What happens when a dead star meets a black hole? The answer appears to be a brief zombie awakening, according to a new paper. Let me explain.
A team of scientists was interested in how white dwarfs—small, dense objects thought to form when bigger stars run out of fuel—interact around black holes weighing between one and ten thousand times the mass of the Sun, also called intermediate-mass black holes. It turns out that, at least according to their calculations, these white dwarfs could reignite in a supernova-like explosion, generating heavier elements.
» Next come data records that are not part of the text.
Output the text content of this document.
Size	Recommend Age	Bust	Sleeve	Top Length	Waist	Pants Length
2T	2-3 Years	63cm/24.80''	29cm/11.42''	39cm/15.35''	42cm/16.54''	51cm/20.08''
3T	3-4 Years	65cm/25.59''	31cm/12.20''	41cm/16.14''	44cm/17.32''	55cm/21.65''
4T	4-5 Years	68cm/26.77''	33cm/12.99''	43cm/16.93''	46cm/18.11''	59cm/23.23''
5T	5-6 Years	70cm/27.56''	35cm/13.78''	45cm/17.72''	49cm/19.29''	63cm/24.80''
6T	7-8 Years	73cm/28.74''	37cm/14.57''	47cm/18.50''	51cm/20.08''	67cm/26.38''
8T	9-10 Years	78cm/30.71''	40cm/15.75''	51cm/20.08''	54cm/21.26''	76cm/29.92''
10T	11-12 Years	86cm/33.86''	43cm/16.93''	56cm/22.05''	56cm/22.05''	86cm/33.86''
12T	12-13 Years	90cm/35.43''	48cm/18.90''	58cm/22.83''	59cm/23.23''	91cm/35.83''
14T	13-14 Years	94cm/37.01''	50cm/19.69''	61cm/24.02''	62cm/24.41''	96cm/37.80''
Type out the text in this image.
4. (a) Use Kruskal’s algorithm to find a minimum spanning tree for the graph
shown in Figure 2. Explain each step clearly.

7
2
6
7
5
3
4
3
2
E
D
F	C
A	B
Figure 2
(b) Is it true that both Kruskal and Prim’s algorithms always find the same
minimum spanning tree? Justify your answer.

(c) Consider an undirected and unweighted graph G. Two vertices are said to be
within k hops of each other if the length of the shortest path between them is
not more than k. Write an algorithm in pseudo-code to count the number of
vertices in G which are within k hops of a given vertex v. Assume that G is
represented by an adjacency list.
Perhaps one day, physicists will be able to observe the results of these explosions.
“Tidal disruptions of white dwarf stars by intermediate-mass black holes are complex and violent cosmic events capable of generating significant electromagnetic and potentially observable gravitational wave energies,” the authors write in the study accepted for publication in The Astrophysical Journal.
The researchers built a physical simulation of these two objects passing by one another. They point out that these simulations rely on a whole lot of computing power, requiring an understanding of all of the moving matter, magnetism, radiation, and gravity in the system. “We do not consider magnetic fields or radiation in this work,” they write, but still include a full treatment of the effects of nuclear reactions as well as the black hole’s gravity including not just the simplest laws of physics drafted by Isaac Newton, but Albert Einstein’s theory of general relativity.
Close approaches between these two objects would result in nuclear reactions on the white dwarf in all of the group’s calculations. The explosions were a lot like type Ia supernovae, the kinds caused by white dwarves sucking matter of off a heavier host and then experiencing an explosion on their surface. But in this case, the black hole’s intense gravitational pull on the white dwarf causes the explosions. These nuclear fusion events could lead to the production of heavier elements—specifically calcium or iron. Essentially, it would be as if the star was temporarily reignited.
These interactions might also lead to bursts of gravitational waves that future experiments, like the LISA spacecrafts, could detect—but the signals would be rare. “Although these signals fall within LISA’s frequency band, the amplitudes are sufficiently small that they will not likely be observed except at source distances within [around 33,000 to 333,000 light years], which, if current estimates of the [white dwarf to intermediate-mass black hole] disruption rate... are correct, would be extremely rare events,” the authors write in the paper.
It’s a very nice piece of research, K.E. Saavik Ford, Professor at CUNY Borough of Manhattan Comm. College and Research Associate at the American Museum of Natural History, told Gizmodo in an email. “This is a potential explanation for an unusual type of ‘transient’ or temporary source—one that appears and then disappears—which contains substantial amounts of calcium, but not so much iron or nickel, as we might expect in a ‘typical’ white dwarf generated supernova (Type Ia supernovae),” she wrote. Those supernovae generate lots of iron, but sometimes astronomers see events with less iron and more calcium. Perhaps these white dwarf-black hole meetings are causing those events.
But Ford noted that there could be other ways to produce “calcium-rich transients” that scientists haven’t thought of yet. She also mentioned that “the simulation terminates just a couple of seconds after the most violent moment, while we observe supernovae over the course of months.” What would actually happen might be more complicated than what the study predicts, she said.
Yet the study might also offer another way to potentially spot intermediate-mass black holes. As we’ve written, there’s compelling evidence, but nothing that’s really a knockout, pointing to whether these intermediate black holes, those more massive than a really heavy star and lighter than the supermassive black holes at the center of galaxies, really exist. The Swift telescope may have already spotted an interaction between an intermediate-mass black hole and a white dwarf in the form of a gamma-ray burst called GRB060218.
In other words, we might be able to see these zombie awakenings from our planet.